Fuck he actually sounded worried. Was he actually worried about me or was he just fucking with me again. I couldn't tell so I just laid there silently. Not whispering. Not speaking. Not moving.

He looked up at me and I was caught looking at him and he really looker  scared for me.

"Amber are you ok, I'm scared and I'm sorry for what I did to u it was a stupid mistake and I wasn't thinking. I love u and only u. I only loved u in my life and can't imagine my life without u. Please please forgive me or say something."
Did he really just do that? Did he really just say all the things I wanted to hear?? I loved that but my heart is shattered into a million pieces.

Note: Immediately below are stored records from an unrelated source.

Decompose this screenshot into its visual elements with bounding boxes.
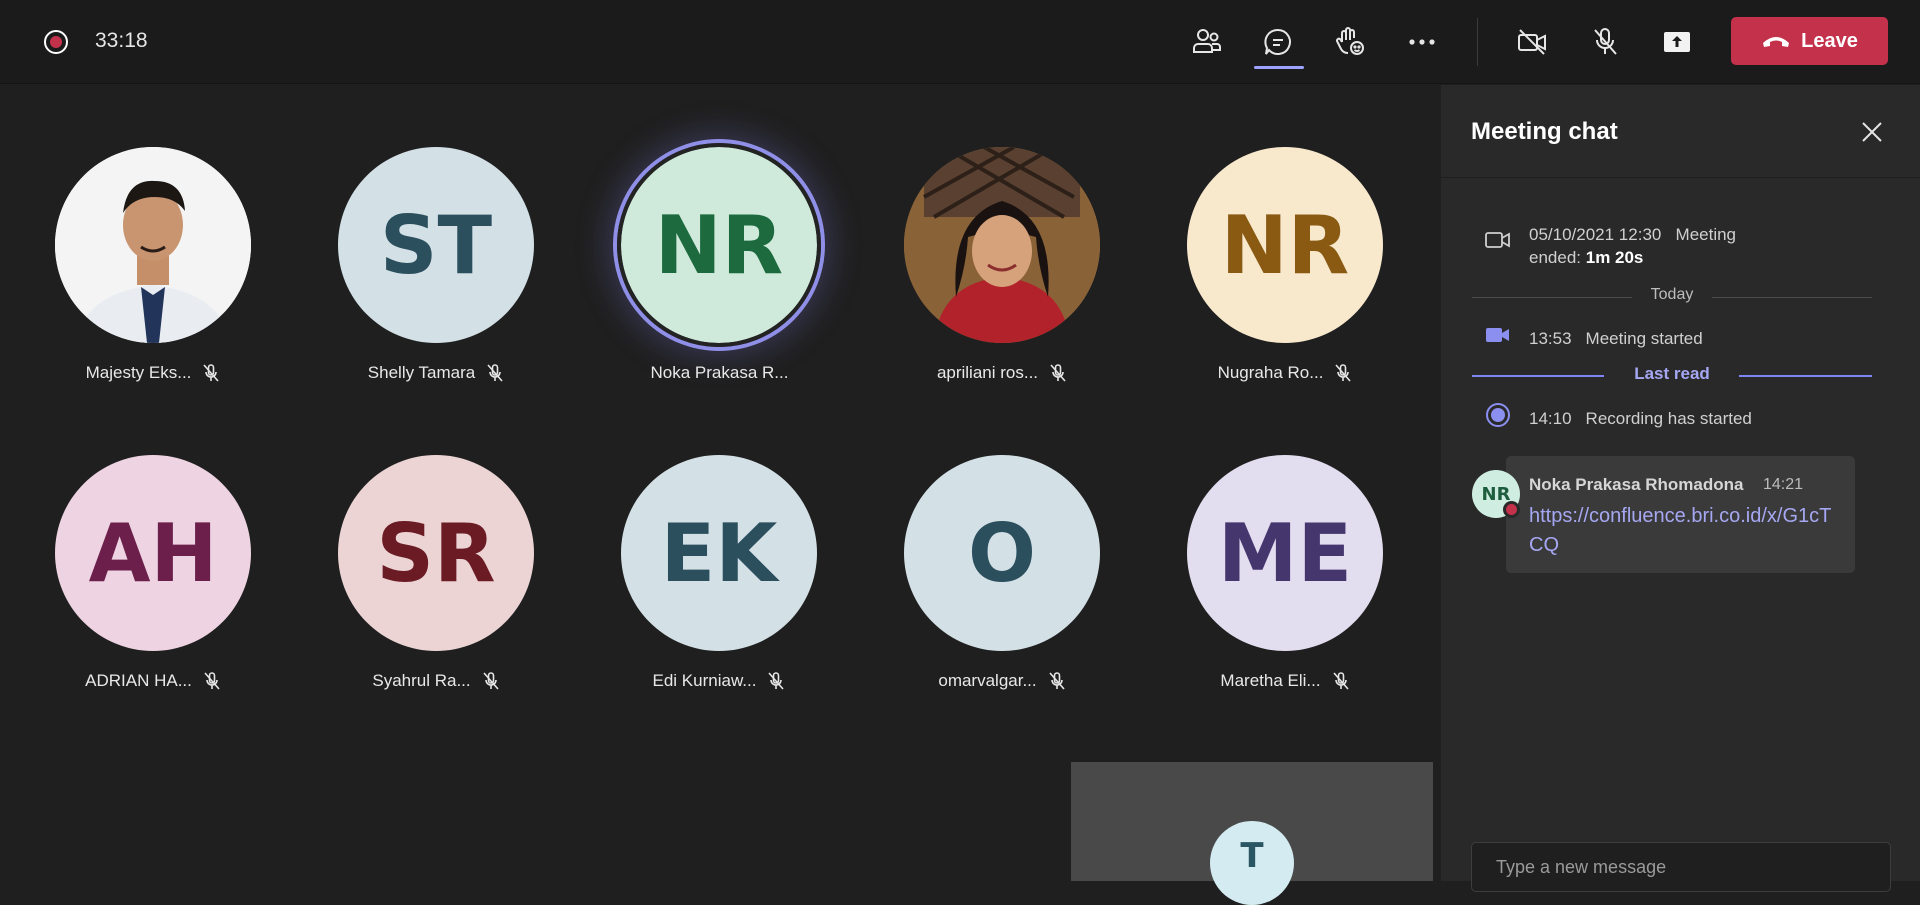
recording-indicator-icon [44, 30, 68, 54]
hang-up-icon [1763, 37, 1790, 47]
mic-off-icon[interactable] [1585, 22, 1625, 62]
participant-name: Edi Kurniaw... [652, 671, 757, 690]
participant-name: Majesty Eks... [85, 363, 192, 382]
message-input[interactable] [1472, 843, 1890, 891]
participant-name-row: Maretha Eli... [1144, 671, 1427, 691]
self-video-tile[interactable]: T [1071, 762, 1433, 905]
event-text: ended: [1529, 248, 1581, 267]
participant-name: ADRIAN HA... [85, 671, 192, 690]
participant-tile[interactable]: NR Noka Prakasa R... [578, 85, 861, 385]
event-time: 05/10/2021 12:30 [1529, 225, 1662, 244]
date-divider-label: Today [1650, 286, 1694, 303]
participant-name-row: Syahrul Ra... [295, 671, 578, 691]
mic-muted-icon [201, 363, 221, 383]
share-screen-icon[interactable] [1657, 22, 1697, 62]
divider-line [1739, 375, 1872, 377]
event-time: 13:53 [1529, 329, 1572, 348]
participant-tile[interactable]: AH ADRIAN HA... [12, 393, 295, 693]
event-text: Meeting started [1585, 329, 1703, 348]
speaking-ring-gap [617, 143, 821, 347]
event-time: 14:10 [1529, 409, 1572, 428]
video-camera-filled-icon [1486, 328, 1509, 342]
raise-hand-reactions-icon[interactable] [1330, 22, 1370, 62]
avatar: ME [1187, 455, 1383, 651]
close-icon[interactable] [1858, 118, 1886, 146]
camera-off-icon[interactable] [1512, 22, 1552, 62]
mic-muted-icon [1047, 671, 1067, 691]
message-time: 14:21 [1763, 476, 1804, 493]
date-divider: Today [1472, 285, 1872, 309]
chat-panel-title: Meeting chat [1471, 118, 1618, 145]
participant-gallery: T Majesty Eks... ST Shelly Tamara NR Noka Pr… [0, 85, 1440, 905]
participant-name: Noka Prakasa R... [650, 363, 789, 382]
participant-name: Nugraha Ro... [1217, 363, 1324, 382]
participant-name: apriliani ros... [936, 363, 1039, 382]
message-link[interactable]: https://confluence.bri.co.id/x/G1cTCQ [1529, 502, 1839, 560]
participant-name-row: Nugraha Ro... [1144, 363, 1427, 383]
participant-name-row: ADRIAN HA... [12, 671, 295, 691]
participant-tile[interactable]: ST Shelly Tamara [295, 85, 578, 385]
avatar [904, 147, 1100, 343]
participant-name-row: Noka Prakasa R... [578, 363, 861, 383]
participant-tile[interactable]: Majesty Eks... [12, 85, 295, 385]
self-avatar: T [1210, 821, 1294, 905]
mic-muted-icon [766, 671, 786, 691]
chat-icon[interactable] [1258, 22, 1298, 62]
participant-name-row: Shelly Tamara [295, 363, 578, 383]
participant-name: Syahrul Ra... [372, 671, 471, 690]
mic-muted-icon [202, 671, 222, 691]
toolbar-separator [1477, 18, 1478, 66]
participant-tile[interactable]: ME Maretha Eli... [1144, 393, 1427, 693]
meeting-started-event: 13:53 Meeting started [1529, 327, 1703, 350]
presence-badge [1503, 501, 1520, 518]
leave-button[interactable]: Leave [1731, 17, 1888, 65]
event-text: Recording has started [1585, 409, 1752, 428]
avatar: AH [55, 455, 251, 651]
avatar [55, 147, 251, 343]
chat-tab-active-indicator [1254, 66, 1304, 69]
participant-name-row: Edi Kurniaw... [578, 671, 861, 691]
mic-muted-icon [1048, 363, 1068, 383]
mic-muted-icon [1331, 671, 1351, 691]
participant-name: Shelly Tamara [367, 363, 476, 382]
avatar: NR [1187, 147, 1383, 343]
divider-line [1712, 297, 1872, 298]
recording-started-event: 14:10 Recording has started [1529, 407, 1752, 430]
avatar: SR [338, 455, 534, 651]
participant-name-row: Majesty Eks... [12, 363, 295, 383]
mic-muted-icon [485, 363, 505, 383]
participant-tile[interactable]: EK Edi Kurniaw... [578, 393, 861, 693]
recording-icon [1486, 403, 1510, 427]
avatar: EK [621, 455, 817, 651]
participant-name-row: omarvalgar... [861, 671, 1144, 691]
people-icon[interactable] [1187, 22, 1227, 62]
meeting-ended-event: 05/10/2021 12:30 Meeting ended: 1m 20s [1529, 223, 1809, 269]
message-sender: Noka Prakasa Rhomadona [1529, 475, 1744, 494]
meeting-duration: 1m 20s [1585, 248, 1644, 267]
chat-header-divider [1441, 177, 1920, 178]
meeting-chat-panel: Meeting chat 05/10/2021 12:30 Meeting en… [1440, 85, 1920, 892]
video-camera-outline-icon [1485, 232, 1510, 248]
avatar: O [904, 455, 1100, 651]
mic-muted-icon [481, 671, 501, 691]
event-text: Meeting [1675, 225, 1737, 244]
participant-tile[interactable]: NR Nugraha Ro... [1144, 85, 1427, 385]
leave-label: Leave [1801, 29, 1858, 52]
participant-tile[interactable]: SR Syahrul Ra... [295, 393, 578, 693]
last-read-label: Last read [1634, 364, 1710, 383]
avatar: ST [338, 147, 534, 343]
chat-message[interactable]: Noka Prakasa Rhomadona 14:21 https://con… [1506, 456, 1855, 573]
participant-name: Maretha Eli... [1220, 671, 1321, 690]
more-options-icon[interactable] [1402, 22, 1442, 62]
last-read-divider: Last read [1472, 364, 1872, 388]
participant-tile[interactable]: Oomarvalgar... [861, 393, 1144, 693]
message-composer [1471, 842, 1891, 892]
meeting-toolbar: 33:18 Leave [0, 0, 1920, 84]
participant-tile[interactable]: apriliani ros... [861, 85, 1144, 385]
meeting-timer: 33:18 [95, 29, 148, 52]
participant-name-row: apriliani ros... [861, 363, 1144, 383]
participant-name: omarvalgar... [938, 671, 1037, 690]
mic-muted-icon [1333, 363, 1353, 383]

" I.. I.. I don't know what to say." I mumbled. I really wanted him to hold me in his arms but giving in again, I couldn't do that, could I?

If I really could take him into my arms would I really do that? My heart is broken and I don't think it can be fixed.

"Can we please talk about this? Please I want you back. Please baby I need you in my life not Lilly. I love you with all my heart." Alex said.

Why does he keep doing this. Why does he keep messing with me and why can't he leave me alone. I don't love him. Or at least I don't think I do.

" I can't do this anymore Alex. Please just leave I don't love you broke my heart and I don't think I can trust you anymore." I yelled because I couldn't do this. I couldn't take it anymore being in the same room as him.

I thought I loved him. Maybe I should start way at the beginning so I don't confuse you or anything. It was the summer before grade 9.